By: Sneha Sagi
Objective: Describe the concept of “Gathering of Land”
Who?
What happen?
- The grand prince of Moscow
- Known as Ivan the Great (reigned 1462- 1505)
What happen?
- He refused to acknowledge the Khan's rule and supremacy. In effect he declared Russian Independence from Mongol rule. This dramatic gesture was a turning point in Russian History.
- Soon the policy of "gathering the Russian land" was started, Princes of Moscow started to expand their holdings from their base around the small town of Moscow. They acquired new territories by war, marriage, and even through purchase.
- The territorial acquisitions tripled in size as he brought Russian-speaking people under his rule.
- Novgorod was his most important addition to his territories. It was a prosperous trading city and a hub of the lucrative fur trade. Before absorbed into his state Novgorod governed its own affairs through a council. The city's merchants had strong ties to Poland and Lithuania which were to the West. Ivan didn't want his neighbors to get powerful so he ended the city's independence even after an uprising in 1478.
- To strengthen his hold over his territorial acquisitions he recruited peasants and offered then freedom to settle on recently conquered lands. These people helped expand the empire. They were know as cossacks which means free men in Turkish.

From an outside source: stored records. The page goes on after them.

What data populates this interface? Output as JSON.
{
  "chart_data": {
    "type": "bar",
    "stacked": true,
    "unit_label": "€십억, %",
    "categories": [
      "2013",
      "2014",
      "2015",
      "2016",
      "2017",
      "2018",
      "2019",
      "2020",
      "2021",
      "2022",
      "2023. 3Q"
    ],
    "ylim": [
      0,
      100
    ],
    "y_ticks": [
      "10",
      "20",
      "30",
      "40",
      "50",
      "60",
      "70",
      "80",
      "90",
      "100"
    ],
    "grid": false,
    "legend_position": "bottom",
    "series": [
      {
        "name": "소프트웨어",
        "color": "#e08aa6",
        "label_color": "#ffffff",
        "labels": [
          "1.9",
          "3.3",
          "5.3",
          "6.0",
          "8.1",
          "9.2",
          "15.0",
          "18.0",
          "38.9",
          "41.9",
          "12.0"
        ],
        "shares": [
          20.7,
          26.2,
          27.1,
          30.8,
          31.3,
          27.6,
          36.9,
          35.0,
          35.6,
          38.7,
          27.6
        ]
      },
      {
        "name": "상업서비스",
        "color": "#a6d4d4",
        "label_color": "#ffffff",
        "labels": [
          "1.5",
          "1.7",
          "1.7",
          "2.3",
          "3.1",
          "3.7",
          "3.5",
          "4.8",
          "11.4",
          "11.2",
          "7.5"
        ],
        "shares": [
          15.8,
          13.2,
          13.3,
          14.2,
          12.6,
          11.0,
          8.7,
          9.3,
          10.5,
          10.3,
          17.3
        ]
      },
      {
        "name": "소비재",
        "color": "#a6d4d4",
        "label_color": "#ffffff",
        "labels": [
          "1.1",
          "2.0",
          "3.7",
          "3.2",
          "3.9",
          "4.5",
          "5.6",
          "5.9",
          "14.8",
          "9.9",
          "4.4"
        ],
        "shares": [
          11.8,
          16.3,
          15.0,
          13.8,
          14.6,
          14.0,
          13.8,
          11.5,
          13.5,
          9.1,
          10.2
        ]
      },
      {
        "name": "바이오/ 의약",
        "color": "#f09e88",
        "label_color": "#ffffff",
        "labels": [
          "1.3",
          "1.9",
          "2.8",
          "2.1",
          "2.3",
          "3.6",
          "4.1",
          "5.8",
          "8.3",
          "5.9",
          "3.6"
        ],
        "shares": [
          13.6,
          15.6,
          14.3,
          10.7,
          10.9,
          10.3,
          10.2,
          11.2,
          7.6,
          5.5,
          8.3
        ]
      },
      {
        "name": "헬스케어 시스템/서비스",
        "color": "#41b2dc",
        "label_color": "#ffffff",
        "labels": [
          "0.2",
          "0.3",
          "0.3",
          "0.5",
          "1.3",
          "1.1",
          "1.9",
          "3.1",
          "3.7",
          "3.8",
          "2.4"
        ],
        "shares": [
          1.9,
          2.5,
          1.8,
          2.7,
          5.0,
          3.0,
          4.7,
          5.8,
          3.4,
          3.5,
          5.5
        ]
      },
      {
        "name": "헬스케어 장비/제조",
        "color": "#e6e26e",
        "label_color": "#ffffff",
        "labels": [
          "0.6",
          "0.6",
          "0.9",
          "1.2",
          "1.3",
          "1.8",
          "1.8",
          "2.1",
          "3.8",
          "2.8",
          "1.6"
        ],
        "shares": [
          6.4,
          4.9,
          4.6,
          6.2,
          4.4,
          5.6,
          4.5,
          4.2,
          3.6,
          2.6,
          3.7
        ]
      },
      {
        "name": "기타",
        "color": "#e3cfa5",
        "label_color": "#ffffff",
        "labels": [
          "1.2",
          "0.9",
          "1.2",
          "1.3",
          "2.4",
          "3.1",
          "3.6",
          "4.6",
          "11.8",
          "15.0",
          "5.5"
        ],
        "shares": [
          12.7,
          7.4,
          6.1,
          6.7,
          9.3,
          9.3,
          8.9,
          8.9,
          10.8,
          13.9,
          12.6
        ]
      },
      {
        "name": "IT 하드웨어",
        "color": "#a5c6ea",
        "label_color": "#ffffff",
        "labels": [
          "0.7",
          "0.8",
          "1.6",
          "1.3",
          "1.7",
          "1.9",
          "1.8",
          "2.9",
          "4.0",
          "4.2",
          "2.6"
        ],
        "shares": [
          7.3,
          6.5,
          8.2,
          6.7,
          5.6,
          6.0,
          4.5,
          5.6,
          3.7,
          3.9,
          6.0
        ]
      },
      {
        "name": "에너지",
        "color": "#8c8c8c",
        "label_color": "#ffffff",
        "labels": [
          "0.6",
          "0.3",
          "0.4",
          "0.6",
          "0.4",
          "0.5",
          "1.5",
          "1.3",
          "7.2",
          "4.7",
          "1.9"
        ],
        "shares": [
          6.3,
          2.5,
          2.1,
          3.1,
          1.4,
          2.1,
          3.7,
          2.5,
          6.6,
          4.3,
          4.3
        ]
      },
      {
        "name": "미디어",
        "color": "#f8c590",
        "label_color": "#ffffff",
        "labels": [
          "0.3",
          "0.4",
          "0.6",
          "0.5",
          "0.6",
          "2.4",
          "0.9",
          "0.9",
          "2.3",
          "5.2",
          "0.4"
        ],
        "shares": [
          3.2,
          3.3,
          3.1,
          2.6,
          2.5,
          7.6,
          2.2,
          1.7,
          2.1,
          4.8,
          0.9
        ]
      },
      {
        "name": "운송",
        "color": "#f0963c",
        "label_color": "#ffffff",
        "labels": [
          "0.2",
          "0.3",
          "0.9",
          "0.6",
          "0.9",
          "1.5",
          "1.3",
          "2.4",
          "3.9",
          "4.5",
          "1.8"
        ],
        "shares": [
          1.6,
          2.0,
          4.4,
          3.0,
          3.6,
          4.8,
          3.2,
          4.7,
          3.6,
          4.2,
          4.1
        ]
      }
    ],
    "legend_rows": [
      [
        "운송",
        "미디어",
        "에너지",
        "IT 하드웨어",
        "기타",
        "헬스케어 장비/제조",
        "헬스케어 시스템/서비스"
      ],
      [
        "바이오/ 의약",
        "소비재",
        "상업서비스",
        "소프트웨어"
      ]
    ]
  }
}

- Examples- In the steepelands in the South, the cossacks conquered the Volga River valley and moved across the Ural Mountains into Siberia.
^Modern day Moscow
Influence from the Byzantine
- He drew inspiration while expanding the boundaries of the Muscovite state and providing a strong bureaucracy from the Byzantine Empire.
- He wanted to use the Byzantine legacy for his own purposes. He did so by marrying Sophia Palaeologus who was the niece of the last Byzantine emperor.
- He called himself tsar otherwise known as czar, this was a Russianized form of the term caesar. Caesar was a term the Byzantine rulers used to show imperial status.
- He also used the Byzantine double-headed eagle as the symbol of his authority and adopted the pomp to glorify his capital. He also rebuild the Kremlin, which was a fortress at the center of Moscow, under the influence of his wife.
- Like Byzantine Emperors, Ivan III ruled as both the head of the state and the head if the church. He had absolute rule. He claimed to derive his authority directly from God. By establishing this claim, he sometimes put the secular government at odds with organized religions because it made people believe that the authority of the ruler was greater than the authority of the church. There was usually never any conflict though. As the empire grew so did the influences of the Russian Orthodox church. Both worked harmoniously together, the Orthodox clergy agreed that God appointed the tsar to rule.
- Orthodox monks referred to Moscow as the "third Rome," the first Rome was conquered by Germanic invaders and the second Rome was toppled by the Ottoman Turks.
^Byzantine Empire
Start to the Times of Trouble
- The tsarist court soon encountered opposition to its policies towards centralization and expansion. The biggest opponents were the powerful boyars. Boyars are like lords. The rulers of minor principalities who were facing absorption into the Muscovite state were also opponents.
- Resistance climaxed tremendously during the reign of Ivan II's grandson, Ivan IV. He was soon known as Ivan the Terrible for his response to the situation and his cruelty.